P.S. Proximity is not necessary for someone else to be harmed by someone else. A swastika painted on a synagogue in New York harms Jews in California. Similarly, the effort you put into your blog to defeat Traditionalists you have never met proves that you feel they are harming you. The days of the circuit rider are long gone; influence and harm has gone electronic and global. Don’t be such a Traditionalist, Jeremy!
Earl
Jeremy somebody missed the point that face to face accountability is meant more for constructive upbuilding of fellow sinners under redemption of Christ’s love in the small group setting. The original experience and collective system/expression of Wesleyan accountability. A pity.
Dave
Face-to face accountability and constructive dialog in a small group.
Exactly how the Indianapolis plan was developed, and guess what, Jeremy doesn’t accept it. What a pity.
Oh, and it seems that the GC2019 was a face-to-face meeting, I’m sure you accept that outcome, right?
Brandon Fulmer
So, is it possible that local peers can decide to join in sin together and not hold one another accountable? Is that at all a possibility? And if they should decide to do that, how else is there to hold them accountable except that someone from outside their local peer group step in and bring more forceful measures? This all stems from the lack of individuals wanting to name sin and hold one another accountable for it. It began with issues of heterosexual promiscuity and has now degenerated into all forms of sexual activity. These are things that are very far from Christian.

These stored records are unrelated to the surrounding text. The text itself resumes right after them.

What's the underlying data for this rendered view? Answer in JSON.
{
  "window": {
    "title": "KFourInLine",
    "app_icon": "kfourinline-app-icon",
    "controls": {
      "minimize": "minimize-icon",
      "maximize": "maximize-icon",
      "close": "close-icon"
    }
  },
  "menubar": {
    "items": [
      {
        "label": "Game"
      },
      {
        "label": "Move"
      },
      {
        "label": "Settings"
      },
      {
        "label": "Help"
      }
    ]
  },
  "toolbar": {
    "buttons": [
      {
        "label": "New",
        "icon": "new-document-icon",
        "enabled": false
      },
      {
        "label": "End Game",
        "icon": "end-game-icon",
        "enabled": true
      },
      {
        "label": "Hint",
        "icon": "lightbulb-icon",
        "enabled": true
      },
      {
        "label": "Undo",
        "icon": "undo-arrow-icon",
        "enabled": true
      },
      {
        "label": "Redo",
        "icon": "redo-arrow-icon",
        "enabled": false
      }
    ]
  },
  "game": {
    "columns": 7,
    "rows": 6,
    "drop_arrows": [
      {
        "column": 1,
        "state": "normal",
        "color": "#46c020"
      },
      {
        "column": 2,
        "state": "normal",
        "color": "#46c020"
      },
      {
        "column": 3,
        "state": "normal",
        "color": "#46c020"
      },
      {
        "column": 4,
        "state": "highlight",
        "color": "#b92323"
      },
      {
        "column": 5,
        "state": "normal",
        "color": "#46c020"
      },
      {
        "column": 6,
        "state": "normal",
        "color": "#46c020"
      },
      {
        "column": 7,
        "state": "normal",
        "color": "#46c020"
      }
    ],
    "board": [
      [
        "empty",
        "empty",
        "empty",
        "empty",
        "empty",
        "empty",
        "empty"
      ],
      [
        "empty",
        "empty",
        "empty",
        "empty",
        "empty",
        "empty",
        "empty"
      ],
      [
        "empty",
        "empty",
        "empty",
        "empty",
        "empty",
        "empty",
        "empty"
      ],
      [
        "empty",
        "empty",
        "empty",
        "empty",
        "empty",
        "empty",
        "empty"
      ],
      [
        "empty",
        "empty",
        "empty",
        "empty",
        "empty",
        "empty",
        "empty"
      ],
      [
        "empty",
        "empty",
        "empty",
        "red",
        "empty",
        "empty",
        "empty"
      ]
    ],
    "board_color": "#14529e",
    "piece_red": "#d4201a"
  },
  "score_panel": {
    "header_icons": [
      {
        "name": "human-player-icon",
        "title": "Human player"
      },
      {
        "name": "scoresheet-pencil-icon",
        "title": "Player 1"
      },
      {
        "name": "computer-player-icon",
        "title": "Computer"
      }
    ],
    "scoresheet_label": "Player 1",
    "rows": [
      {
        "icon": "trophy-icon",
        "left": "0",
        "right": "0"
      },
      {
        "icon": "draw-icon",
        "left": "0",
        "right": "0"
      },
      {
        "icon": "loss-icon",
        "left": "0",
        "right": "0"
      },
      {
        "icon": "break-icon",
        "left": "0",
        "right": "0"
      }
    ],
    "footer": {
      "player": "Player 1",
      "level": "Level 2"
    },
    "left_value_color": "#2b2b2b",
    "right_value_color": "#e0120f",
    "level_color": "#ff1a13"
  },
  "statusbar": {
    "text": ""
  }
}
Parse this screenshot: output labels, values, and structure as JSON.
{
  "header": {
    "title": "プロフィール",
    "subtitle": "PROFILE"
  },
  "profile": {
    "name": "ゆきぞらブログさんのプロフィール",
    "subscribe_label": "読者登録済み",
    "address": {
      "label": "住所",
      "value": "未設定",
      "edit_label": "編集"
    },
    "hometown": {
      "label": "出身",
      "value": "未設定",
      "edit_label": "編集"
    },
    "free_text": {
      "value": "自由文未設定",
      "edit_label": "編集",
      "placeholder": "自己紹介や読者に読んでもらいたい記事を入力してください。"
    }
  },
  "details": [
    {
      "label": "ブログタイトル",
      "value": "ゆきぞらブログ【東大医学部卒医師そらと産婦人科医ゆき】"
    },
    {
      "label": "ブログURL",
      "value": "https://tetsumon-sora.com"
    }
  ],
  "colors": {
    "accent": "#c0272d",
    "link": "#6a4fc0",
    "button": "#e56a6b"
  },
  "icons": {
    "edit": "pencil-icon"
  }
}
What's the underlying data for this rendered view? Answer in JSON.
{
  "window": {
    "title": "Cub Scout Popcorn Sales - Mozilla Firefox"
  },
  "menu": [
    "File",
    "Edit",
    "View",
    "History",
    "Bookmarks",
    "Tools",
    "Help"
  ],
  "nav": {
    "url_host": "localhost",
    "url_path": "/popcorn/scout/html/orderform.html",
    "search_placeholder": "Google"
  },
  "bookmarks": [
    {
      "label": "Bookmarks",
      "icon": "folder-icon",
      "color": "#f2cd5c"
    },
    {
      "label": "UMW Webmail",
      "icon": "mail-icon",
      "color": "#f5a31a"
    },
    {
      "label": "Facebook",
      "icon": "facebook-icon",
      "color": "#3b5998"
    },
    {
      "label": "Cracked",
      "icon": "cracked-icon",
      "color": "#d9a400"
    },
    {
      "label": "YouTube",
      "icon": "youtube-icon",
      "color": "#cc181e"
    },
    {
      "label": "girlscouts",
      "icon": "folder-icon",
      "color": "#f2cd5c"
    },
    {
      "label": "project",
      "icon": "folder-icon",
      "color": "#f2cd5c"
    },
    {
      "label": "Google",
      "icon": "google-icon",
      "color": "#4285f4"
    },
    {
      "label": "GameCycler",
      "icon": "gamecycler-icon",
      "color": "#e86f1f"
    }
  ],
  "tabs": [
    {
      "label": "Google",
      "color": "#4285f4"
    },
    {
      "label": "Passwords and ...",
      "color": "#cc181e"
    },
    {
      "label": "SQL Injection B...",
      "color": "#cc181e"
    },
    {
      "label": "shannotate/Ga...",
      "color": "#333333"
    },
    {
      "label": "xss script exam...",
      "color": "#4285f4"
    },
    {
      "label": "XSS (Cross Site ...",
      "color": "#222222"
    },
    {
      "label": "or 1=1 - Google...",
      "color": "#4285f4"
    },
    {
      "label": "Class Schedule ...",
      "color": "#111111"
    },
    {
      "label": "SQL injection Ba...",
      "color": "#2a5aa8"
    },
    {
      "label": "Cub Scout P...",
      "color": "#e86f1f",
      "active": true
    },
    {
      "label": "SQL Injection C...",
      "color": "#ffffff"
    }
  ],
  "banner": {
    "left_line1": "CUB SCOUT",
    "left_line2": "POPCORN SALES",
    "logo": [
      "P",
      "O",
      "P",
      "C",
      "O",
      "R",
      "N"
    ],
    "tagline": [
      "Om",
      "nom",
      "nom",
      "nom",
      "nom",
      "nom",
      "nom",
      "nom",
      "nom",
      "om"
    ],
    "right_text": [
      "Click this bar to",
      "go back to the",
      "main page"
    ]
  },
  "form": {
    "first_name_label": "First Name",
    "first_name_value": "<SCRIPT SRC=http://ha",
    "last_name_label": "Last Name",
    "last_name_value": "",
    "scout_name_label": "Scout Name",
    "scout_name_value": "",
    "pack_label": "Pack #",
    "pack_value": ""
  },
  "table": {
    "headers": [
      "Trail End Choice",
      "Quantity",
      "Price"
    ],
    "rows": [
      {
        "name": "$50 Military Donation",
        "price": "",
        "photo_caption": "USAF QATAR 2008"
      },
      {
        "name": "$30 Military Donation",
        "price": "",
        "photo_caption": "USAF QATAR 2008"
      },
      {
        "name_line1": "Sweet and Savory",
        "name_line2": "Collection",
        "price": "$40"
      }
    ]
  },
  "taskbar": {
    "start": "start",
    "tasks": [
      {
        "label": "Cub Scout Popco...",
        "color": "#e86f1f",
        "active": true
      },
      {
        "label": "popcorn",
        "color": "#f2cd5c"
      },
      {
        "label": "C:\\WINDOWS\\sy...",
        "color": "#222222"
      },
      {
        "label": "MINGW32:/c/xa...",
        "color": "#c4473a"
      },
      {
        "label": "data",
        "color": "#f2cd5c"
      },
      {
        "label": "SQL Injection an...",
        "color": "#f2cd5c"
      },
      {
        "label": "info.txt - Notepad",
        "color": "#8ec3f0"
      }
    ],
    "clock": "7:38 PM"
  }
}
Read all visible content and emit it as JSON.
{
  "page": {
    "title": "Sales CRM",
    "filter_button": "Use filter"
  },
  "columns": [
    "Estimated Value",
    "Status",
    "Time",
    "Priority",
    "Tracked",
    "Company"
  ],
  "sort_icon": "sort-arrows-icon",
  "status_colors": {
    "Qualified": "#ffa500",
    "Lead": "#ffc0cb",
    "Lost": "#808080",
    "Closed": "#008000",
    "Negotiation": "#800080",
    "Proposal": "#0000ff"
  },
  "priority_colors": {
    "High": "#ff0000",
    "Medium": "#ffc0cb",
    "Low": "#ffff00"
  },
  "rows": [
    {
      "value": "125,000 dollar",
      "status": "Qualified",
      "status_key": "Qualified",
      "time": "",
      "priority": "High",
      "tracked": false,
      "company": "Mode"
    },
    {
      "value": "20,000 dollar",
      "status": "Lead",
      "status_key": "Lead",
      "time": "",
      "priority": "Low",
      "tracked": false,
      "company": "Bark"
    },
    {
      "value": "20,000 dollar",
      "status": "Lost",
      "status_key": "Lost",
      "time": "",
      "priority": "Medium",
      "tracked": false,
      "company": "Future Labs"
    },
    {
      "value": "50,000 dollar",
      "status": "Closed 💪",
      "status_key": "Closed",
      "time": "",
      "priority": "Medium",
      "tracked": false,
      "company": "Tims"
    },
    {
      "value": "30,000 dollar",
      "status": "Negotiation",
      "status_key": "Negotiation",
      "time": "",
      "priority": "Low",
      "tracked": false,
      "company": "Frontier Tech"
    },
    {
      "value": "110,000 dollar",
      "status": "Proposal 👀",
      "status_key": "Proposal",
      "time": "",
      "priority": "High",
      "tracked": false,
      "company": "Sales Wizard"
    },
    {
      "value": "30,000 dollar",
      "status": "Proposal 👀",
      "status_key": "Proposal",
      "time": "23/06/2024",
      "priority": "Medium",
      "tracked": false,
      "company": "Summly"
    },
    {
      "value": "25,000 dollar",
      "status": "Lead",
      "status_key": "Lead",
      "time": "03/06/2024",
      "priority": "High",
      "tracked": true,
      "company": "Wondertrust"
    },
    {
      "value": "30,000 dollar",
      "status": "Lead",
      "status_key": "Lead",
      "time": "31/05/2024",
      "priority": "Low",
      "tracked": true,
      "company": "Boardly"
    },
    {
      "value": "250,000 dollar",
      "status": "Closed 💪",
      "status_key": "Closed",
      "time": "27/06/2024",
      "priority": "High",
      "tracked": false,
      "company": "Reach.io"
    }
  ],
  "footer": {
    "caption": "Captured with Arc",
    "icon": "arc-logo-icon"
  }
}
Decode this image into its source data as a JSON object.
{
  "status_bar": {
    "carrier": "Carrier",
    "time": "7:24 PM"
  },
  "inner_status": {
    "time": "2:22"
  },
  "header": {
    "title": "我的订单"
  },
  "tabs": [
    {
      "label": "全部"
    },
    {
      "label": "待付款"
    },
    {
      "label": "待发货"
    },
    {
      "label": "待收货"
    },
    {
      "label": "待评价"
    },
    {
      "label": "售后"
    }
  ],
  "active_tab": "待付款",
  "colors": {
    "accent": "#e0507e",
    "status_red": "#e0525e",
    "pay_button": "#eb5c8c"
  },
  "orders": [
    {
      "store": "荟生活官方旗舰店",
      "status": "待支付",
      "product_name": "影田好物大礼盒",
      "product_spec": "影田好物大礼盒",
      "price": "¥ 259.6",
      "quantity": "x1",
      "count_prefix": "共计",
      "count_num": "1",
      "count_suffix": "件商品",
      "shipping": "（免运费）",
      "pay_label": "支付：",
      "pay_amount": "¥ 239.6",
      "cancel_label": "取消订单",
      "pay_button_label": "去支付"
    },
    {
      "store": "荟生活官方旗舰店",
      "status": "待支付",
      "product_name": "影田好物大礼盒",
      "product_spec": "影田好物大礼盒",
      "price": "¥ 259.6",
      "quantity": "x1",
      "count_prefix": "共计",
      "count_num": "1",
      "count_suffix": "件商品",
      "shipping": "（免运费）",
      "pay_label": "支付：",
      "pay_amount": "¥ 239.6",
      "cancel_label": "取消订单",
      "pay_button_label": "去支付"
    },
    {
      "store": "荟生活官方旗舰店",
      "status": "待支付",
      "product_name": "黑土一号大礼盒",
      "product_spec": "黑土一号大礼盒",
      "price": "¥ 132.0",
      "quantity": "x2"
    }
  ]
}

It would be best for people to just admit they don’t want to be saved from sin, and therefore don’t want Jesus as their King. Resistance to the Bible and the Discipline is just plain rebellion. But I imagine people who think this way picture Jesus more a rebel than a King, so it fits fairly well with their so called theology. Shame on us all for letting this get here.
Joseph Ekstrand
I was unaware that there was a faction in the UMC promoting heterosexual promiscuity before the argument over LGBT inclusion heated up. I’m aware that some of the more radical UM’s have started discussing polygamy (although mostly it’s in the nature of ‘the African Methodists tolerate polygamy but won’t tolerate homosexuality’, which is an argument with its own problems), but that’s seemed to be a relatively new thing, and so far hasn’t seemed to catch on much.
Or were you referring to something else?
Matthew James
In the “Your Turn” section you mention reaching out to one’s Bishop and delegate. I assume the best way to learn who your delegate is would be asking one’s minister. But, just in case is there another way to look up one’s delegate?
JR
Conference delegates to GC should be listed on your Annual Conference website.